Our study has both limitations and strengths. This study, which included samples of 51 patients with laboratory evidence of CHIKV infection, is one of the most extensive in comparing the ability of RT-qPCR to detect CHIKV RNA in paired serum, OF and urine. However, the number of cases per group based on the confirmation criteria was small. Nonetheless, identifying and collecting paired biological samples from patients with chikungunya in the first week of symptoms is challenging because it is difficult to predict when and where a CHIKV outbreak will occur. Therefore, obtaining paired acute-phase samples from 51 patients with confirmed chikungunya can be considered a strength of our study. Furthermore, although the OF and urine samples tested did not show visual signs of blood, we cannot rule out the possibility of blood contamination due to a mucosal lesion. Nevertheless, none of the patients with CHIKV RNA detected in the OF samples reported gingival bleeding, and only one reported having oral ulcers. The only patient who had a positive urine sample did not report hematuria. In an additional limitation, the frequency of detection of CHIKV RNA in the patients’ acute-phase urine and OF samples, as well as the Ct of detection, may have been influenced by the chosen RNA extraction and RT-qPCR methods or by storing the samples at −80 °C instead of using fresh samples. However, the implementation of the same protocols for RNA extraction and RT-qPCR in all the tested samples ensured the consistency of our comparative study. Finally, in terms of strengths, our study differs from the other two main studies that investigated the usefulness of a set of biological samples for diagnosing CHIKV infection via RT-PCR [28,29] because it is the first to show that OF can be RT-qPCR-positive in patients without positive RT-qPCR in serum (but with IgM seroconversion). It also differs from the previous studies by including two control groups, one comprising patients with RT-PCR-confirmed dengue and one with non-arbovirus acute febrile illness, thus supporting the high specificity of CHIKV qRT-PCR in non-serum samples.
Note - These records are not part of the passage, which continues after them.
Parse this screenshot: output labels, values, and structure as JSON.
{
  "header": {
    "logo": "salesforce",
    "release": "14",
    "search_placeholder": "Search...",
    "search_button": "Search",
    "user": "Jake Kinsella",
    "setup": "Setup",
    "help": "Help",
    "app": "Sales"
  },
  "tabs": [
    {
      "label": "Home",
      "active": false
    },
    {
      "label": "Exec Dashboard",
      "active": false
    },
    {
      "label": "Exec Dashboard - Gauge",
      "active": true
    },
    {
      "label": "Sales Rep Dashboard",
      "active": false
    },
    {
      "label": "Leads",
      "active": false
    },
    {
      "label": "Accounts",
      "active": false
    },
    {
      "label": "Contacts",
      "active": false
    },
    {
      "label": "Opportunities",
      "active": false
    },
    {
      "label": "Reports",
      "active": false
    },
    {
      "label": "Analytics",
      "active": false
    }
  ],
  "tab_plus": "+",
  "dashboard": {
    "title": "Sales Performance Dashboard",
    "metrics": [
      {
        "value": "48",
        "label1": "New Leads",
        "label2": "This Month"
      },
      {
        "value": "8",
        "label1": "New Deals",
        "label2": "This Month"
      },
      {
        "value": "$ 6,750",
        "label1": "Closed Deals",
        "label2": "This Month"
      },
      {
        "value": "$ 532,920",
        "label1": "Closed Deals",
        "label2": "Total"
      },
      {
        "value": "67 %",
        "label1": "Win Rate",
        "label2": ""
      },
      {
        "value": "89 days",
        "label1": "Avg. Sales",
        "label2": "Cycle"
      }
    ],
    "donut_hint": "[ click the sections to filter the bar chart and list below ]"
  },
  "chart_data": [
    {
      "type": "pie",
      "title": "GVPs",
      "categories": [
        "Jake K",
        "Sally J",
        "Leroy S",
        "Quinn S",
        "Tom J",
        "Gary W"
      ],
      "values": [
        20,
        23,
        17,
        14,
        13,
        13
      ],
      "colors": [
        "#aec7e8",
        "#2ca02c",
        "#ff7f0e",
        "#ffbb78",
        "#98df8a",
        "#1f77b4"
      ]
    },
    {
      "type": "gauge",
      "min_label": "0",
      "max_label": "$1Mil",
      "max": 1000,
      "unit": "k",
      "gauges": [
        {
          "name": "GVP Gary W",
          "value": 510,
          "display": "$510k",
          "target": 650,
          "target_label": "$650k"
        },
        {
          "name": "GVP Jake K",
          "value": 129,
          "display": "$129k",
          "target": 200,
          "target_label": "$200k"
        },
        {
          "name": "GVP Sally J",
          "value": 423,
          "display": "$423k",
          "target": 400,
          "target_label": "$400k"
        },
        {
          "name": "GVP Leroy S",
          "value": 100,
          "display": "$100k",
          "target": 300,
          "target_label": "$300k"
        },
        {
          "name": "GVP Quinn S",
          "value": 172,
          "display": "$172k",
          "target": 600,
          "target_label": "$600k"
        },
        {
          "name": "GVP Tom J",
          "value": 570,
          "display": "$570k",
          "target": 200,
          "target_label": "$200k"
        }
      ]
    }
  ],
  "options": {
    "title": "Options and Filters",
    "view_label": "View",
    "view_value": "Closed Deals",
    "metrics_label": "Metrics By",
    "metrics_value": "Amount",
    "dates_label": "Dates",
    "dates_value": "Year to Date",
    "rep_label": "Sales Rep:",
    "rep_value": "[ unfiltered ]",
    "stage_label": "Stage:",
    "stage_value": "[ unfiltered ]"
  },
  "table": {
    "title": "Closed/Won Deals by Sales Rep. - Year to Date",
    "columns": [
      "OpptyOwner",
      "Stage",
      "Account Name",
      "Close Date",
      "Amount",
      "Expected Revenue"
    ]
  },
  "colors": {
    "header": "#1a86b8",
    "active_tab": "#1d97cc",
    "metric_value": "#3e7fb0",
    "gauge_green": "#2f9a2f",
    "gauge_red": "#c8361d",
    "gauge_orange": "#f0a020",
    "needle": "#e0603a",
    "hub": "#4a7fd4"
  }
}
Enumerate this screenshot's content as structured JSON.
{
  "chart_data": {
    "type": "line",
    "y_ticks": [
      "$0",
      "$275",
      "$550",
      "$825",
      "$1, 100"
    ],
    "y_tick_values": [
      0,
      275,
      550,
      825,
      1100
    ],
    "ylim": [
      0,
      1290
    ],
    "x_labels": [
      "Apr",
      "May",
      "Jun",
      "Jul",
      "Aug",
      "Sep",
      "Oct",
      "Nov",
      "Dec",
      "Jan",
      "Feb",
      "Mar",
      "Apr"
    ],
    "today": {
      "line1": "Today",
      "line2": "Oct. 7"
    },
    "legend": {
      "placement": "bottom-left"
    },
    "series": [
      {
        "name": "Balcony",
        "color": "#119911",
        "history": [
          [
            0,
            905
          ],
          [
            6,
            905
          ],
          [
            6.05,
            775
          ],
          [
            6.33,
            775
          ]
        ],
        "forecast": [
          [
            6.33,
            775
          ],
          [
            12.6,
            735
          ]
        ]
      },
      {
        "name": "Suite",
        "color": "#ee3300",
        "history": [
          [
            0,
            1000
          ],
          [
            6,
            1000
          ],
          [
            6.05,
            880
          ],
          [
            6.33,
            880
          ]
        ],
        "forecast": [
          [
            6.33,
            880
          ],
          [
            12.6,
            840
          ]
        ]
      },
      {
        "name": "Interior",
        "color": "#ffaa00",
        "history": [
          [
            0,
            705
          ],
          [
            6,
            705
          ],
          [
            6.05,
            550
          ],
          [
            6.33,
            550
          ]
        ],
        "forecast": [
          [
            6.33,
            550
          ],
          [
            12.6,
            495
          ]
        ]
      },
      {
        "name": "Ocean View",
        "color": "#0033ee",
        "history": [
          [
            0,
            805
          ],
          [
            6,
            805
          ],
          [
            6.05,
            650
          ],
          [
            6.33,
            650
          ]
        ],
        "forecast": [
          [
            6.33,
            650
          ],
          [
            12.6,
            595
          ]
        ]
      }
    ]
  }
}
In summary, our results confirm that serum is the best sample for RT-qPCR-based CHIKV diagnosis during acute disease, especially when collected in the first five days after the initial onset of symptoms. However, when serum cannot be obtained, or the laboratory detection of CHIKV is employed as part of surveillance efforts to monitor virus transmission trends among suspected patients, rather than for case diagnosis and management, testing OF may be attractive as a non-invasive alternative sample. However, while OF may prove helpful for surveillance or diagnosis in specific situations, a negative result should not be used to rule out a CHIKV infection. Our findings showed that the sensitivity of RT-qPCR performed in OF was about 50% that of the same assay performed in serum RT-qPCR. Nevertheless, because we found cases in which CHIKV RNA was detected in OF but not in serum, additional studies should be conducted to determine whether the parallel testing of serum and OF increases the capacity of case confirmation, to justify the routinization of the parallel testing of these two samples.